Given all of the above, the question remains simple:
Is Director Hutchinson resigning or ending her service early, or is the Board asserting that her term ends December 2025 despite clear bylaw language prohibiting shortening an incumbent’s term?
If she is not resigning, then her term ends March 19, 2026.
If the Board believes otherwise, please provide:
The specific vote
The specific minutes
The specific bylaw amendment
And the section of governing documents authorizing the Board to shorten a sitting director’s term
so that all homeowners can review the decision transparently.
I appreciate clarification so that I can accurately inform Rep. Ricks’ office about how these issues arise in practice and how legislation might address them.
Sincerely,
Andy
Lora,
I wanted to follow up with a very narrow and simple question about director terms before the 2024 Annual Meeting and approval of the minutes as written.
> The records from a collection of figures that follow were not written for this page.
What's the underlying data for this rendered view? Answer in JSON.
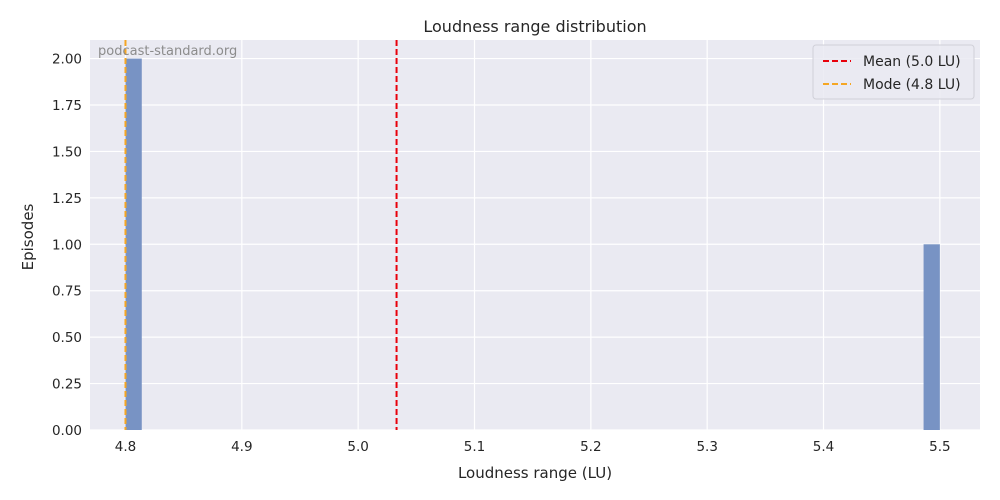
{
  "chart_data": {
    "type": "bar",
    "title": "Loudness range distribution",
    "xlabel": "Loudness range (LU)",
    "ylabel": "Episodes",
    "xlim": [
      4.7695,
      5.5345
    ],
    "ylim": [
      0,
      2.1
    ],
    "xticks": [
      4.8,
      4.9,
      5.0,
      5.1,
      5.2,
      5.3,
      5.4,
      5.5
    ],
    "xtick_labels": [
      "4.8",
      "4.9",
      "5.0",
      "5.1",
      "5.2",
      "5.3",
      "5.4",
      "5.5"
    ],
    "yticks": [
      0,
      0.25,
      0.5,
      0.75,
      1.0,
      1.25,
      1.5,
      1.75,
      2.0
    ],
    "ytick_labels": [
      "0.00",
      "0.25",
      "0.50",
      "0.75",
      "1.00",
      "1.25",
      "1.50",
      "1.75",
      "2.00"
    ],
    "bins": [
      {
        "x0": 4.8,
        "x1": 4.814,
        "value": 2
      },
      {
        "x0": 5.486,
        "x1": 5.5,
        "value": 1
      }
    ],
    "reference_lines": [
      {
        "x": 5.033,
        "label": "Mean (5.0 LU)",
        "color": "#e8000b",
        "style": "dashed"
      },
      {
        "x": 4.8,
        "label": "Mode (4.8 LU)",
        "color": "#f5a623",
        "style": "dashed"
      }
    ],
    "legend": [
      "Mean (5.0 LU)",
      "Mode (4.8 LU)"
    ],
    "legend_position": "top-right",
    "grid": true,
    "colors": {
      "bar": "#7893c4",
      "background": "#eaeaf2",
      "grid": "#ffffff"
    }
  },
  "watermark": "podcast-standard.org"
}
I’ve gone back to the bylaws, and Section 5 on “Terms of Directors” is very clear:
The initial board is staggered 1, 2, and 3 years;
After that, “directors shall be elected or appointed for terms of three (3) years”;
When a vacancy is filled, the replacement serves “the unexpired term that such director is filling”; and
“A decrease in the number of directors or in the term of office does not shorten an incumbent director’s term.”
There’s nothing in there that allows:
Converting a 3-year term into a 1-year or 2-year term, or
Creating a “currently vacant 2-year Director position” just by describing it that way in a notice.
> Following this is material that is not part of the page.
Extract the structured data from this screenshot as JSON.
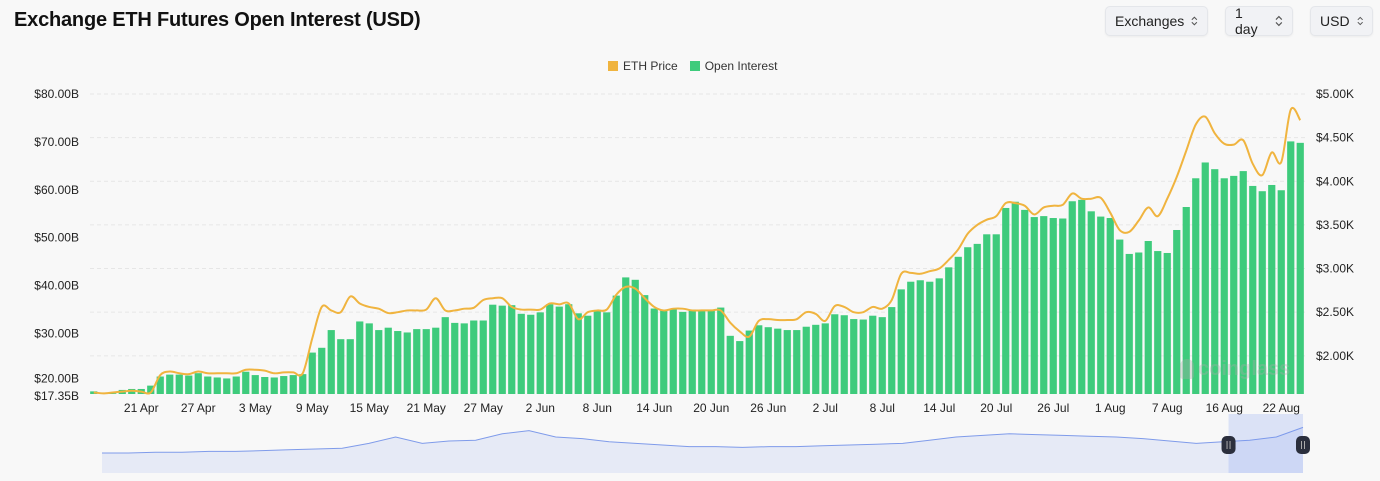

Yet over the last couple of years we’ve repeatedly seen language in notices and minutes referring to things like:
“1-year” or “2-year” seats, and
“current 2-year position” (for example, in the March 19, 2024 special meeting notice).
Those descriptions don’t seem to come from a board vote to amend the bylaws; they appear to be informal attempts to force staggering by label rather than by the actual text of Section 5. As a result, the minutes now embed term lengths that don’t appear anywhere in the governing documents.
That leaves us with a basic dilemma:
If the bylaws say that (after the initial board) all directors have 3-year terms and vacancy-fillers serve the remainder of those 3-year terms, then the “1-year” and “2-year” seats described in our notices and minutes can’t be correct.
Because the 2024 minutes reflect those artificial term descriptions, it seems to me they can’t be approved “as written” without effectively endorsing something that conflicts with the bylaws.
Before I take this to the broader membership, I wanted to give you an opportunity to respond to that specific point:
Do you agree that, under Section 5, director terms after the initial board must be 3 years (or the remainder of a 3-year term), and
That describing seats as “1-year” or “2-year” without a proper bylaw amendment is inconsistent with the governing documents?
If you’re open to it, I would really like to see the 2024 minutes either:
Corrected to align with the actual bylaw term structure, or
At least flagged with a brief note that the term-length descriptions are disputed and subject to clarification.
Given how soon the Annual Meeting is (December 2), I’m hoping we can resolve this by Monday or Tuesday so homeowners have a fair chance to understand what they’re voting to approve.
Thanks for considering this—this is a narrow issue, but it affects the integrity of the record going forward.
It also underlines the need for an element in Rep. Ricks proposed legislation that addresses practices by Boards or individual Directors who may be acting in good faith, but are misinterpreting the governing documents. I have some ideas on language that could be added to the bill to not only make it clearer to all HOA Boards and Directors, but would also give a new HOA Office a clearer way to address electoral disputes which arise frequently in Colorado, often leading to litigation.
You indicated a desire to participate in stakeholding, and addressing real-life disputes openly is generally part of this process. It is not meant to embarrass you or trigger defensiveness. I hope you understand my intentions are good-faith as well.